How to Make a Cast in Place Countertop

Date: February 2, 2012 |admin | Ecommerce

In this video Buddy shows how to create a cast-in-place concrete countertop with a hard troweled finish. This video takes you from A to Z. All of the products used, including the edge forms are available through Buddy Rhodes retail locations and online store ( Make sure you watch the end of the video – Buddy gets funky and funny. For more info on the counterforms watch:



Date: December 14, 2011 |

forget the ikea counters Buddy Rhodes is hooking it up! funny ending!


Date: December 18, 2011 |

I noticed that the hardibacker was not screwed down and there was a lot of movement when placing the concrete. Doesn’t this increase the chances of cracking?


Date: December 20, 2011 |

Your right! I should have put some screws in the center and not just the screws used to secure the “Z” edge forms around the outside edge. I also should have mentioned to tape any seams of the hardibacker so it doesn’t telegraph through the fresh concrete.


Date: December 27, 2011 |

One of the best video’s on the topic I’ve seen.
I have a question. When U R troweling the surface with the wood or resin trowel U work in some a little more concrete 2 ensure it is level & solid. When U add this additional concrete could U use a different color (or shading of the same) 2 add more color variation 2 the surface? I assume U could also use the same second color/shade when U fill in the voids on the edges of the top. Is this reasonable, or in practice it might not work every well?


Date: December 27, 2011 |

GR8 idea!

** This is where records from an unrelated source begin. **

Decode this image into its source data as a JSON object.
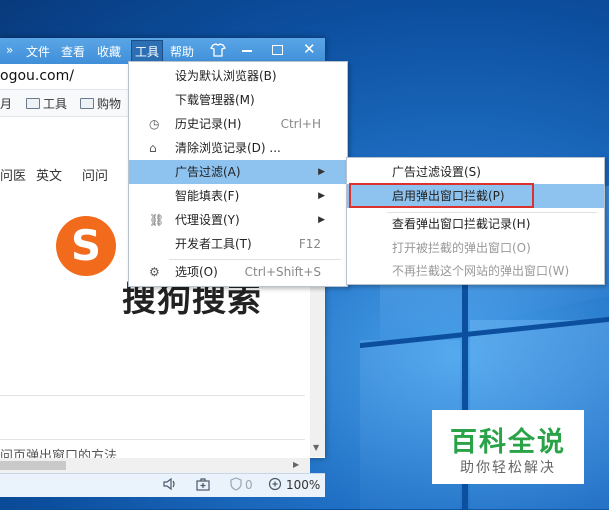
{
  "browser": {
    "menubar": {
      "chevron": "»",
      "file": "文件",
      "view": "查看",
      "favorites": "收藏",
      "tools": "工具",
      "help": "帮助"
    },
    "address": "ogou.com/",
    "bookmarks": {
      "partial": "月",
      "tools": "工具",
      "shopping": "购物"
    },
    "nav": {
      "medical": "问医",
      "english": "英文",
      "ask": "问问"
    },
    "logo": {
      "mark": "S",
      "text": "搜狗搜索"
    },
    "bottom_text": "问页弹出窗口的方法",
    "status": {
      "zoom": "100%",
      "shield_count": "0"
    }
  },
  "tools_menu": {
    "items": [
      {
        "label": "设为默认浏览器(B)",
        "shortcut": "",
        "icon": ""
      },
      {
        "label": "下载管理器(M)",
        "shortcut": "",
        "icon": ""
      },
      {
        "label": "历史记录(H)",
        "shortcut": "Ctrl+H",
        "icon": "clock-icon"
      },
      {
        "label": "清除浏览记录(D) ...",
        "shortcut": "",
        "icon": "eraser-icon"
      },
      {
        "label": "广告过滤(A)",
        "shortcut": "",
        "icon": "",
        "submenu": true
      },
      {
        "label": "智能填表(F)",
        "shortcut": "",
        "icon": "",
        "submenu": true
      },
      {
        "label": "代理设置(Y)",
        "shortcut": "",
        "icon": "link-icon",
        "submenu": true
      },
      {
        "label": "开发者工具(T)",
        "shortcut": "F12",
        "icon": ""
      },
      {
        "label": "选项(O)",
        "shortcut": "Ctrl+Shift+S",
        "icon": "gear-icon"
      }
    ]
  },
  "adfilter_submenu": {
    "items": [
      {
        "label": "广告过滤设置(S)"
      },
      {
        "label": "启用弹出窗口拦截(P)"
      },
      {
        "label": "查看弹出窗口拦截记录(H)"
      },
      {
        "label": "打开被拦截的弹出窗口(O)"
      },
      {
        "label": "不再拦截这个网站的弹出窗口(W)"
      }
    ]
  },
  "watermark": {
    "title": "百科全说",
    "subtitle": "助你轻松解决"
  },
  "colors": {
    "highlight": "#8ec3ef",
    "red_box": "#d9322f",
    "title_bar": "#3f8fd9",
    "logo_orange": "#f26a1b",
    "watermark_green": "#2aa348"
  }
}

Watch out for over troweling because it will get very cloudy the more you work the surface. There is so much you can do to the concrete like scratching and digging at the surface to create voids. Let it set and fill the holes with a colored concrete paste and polish out.


Date: December 28, 2011 |

Final thought. I wonder if it would be possible to embed flat stones or objects into the concrete surface during the wood troweling step. A final polishing step might ensure that everything would wind up smooth and level. Have you tried anything like that with a cast-in-place process? What do you think?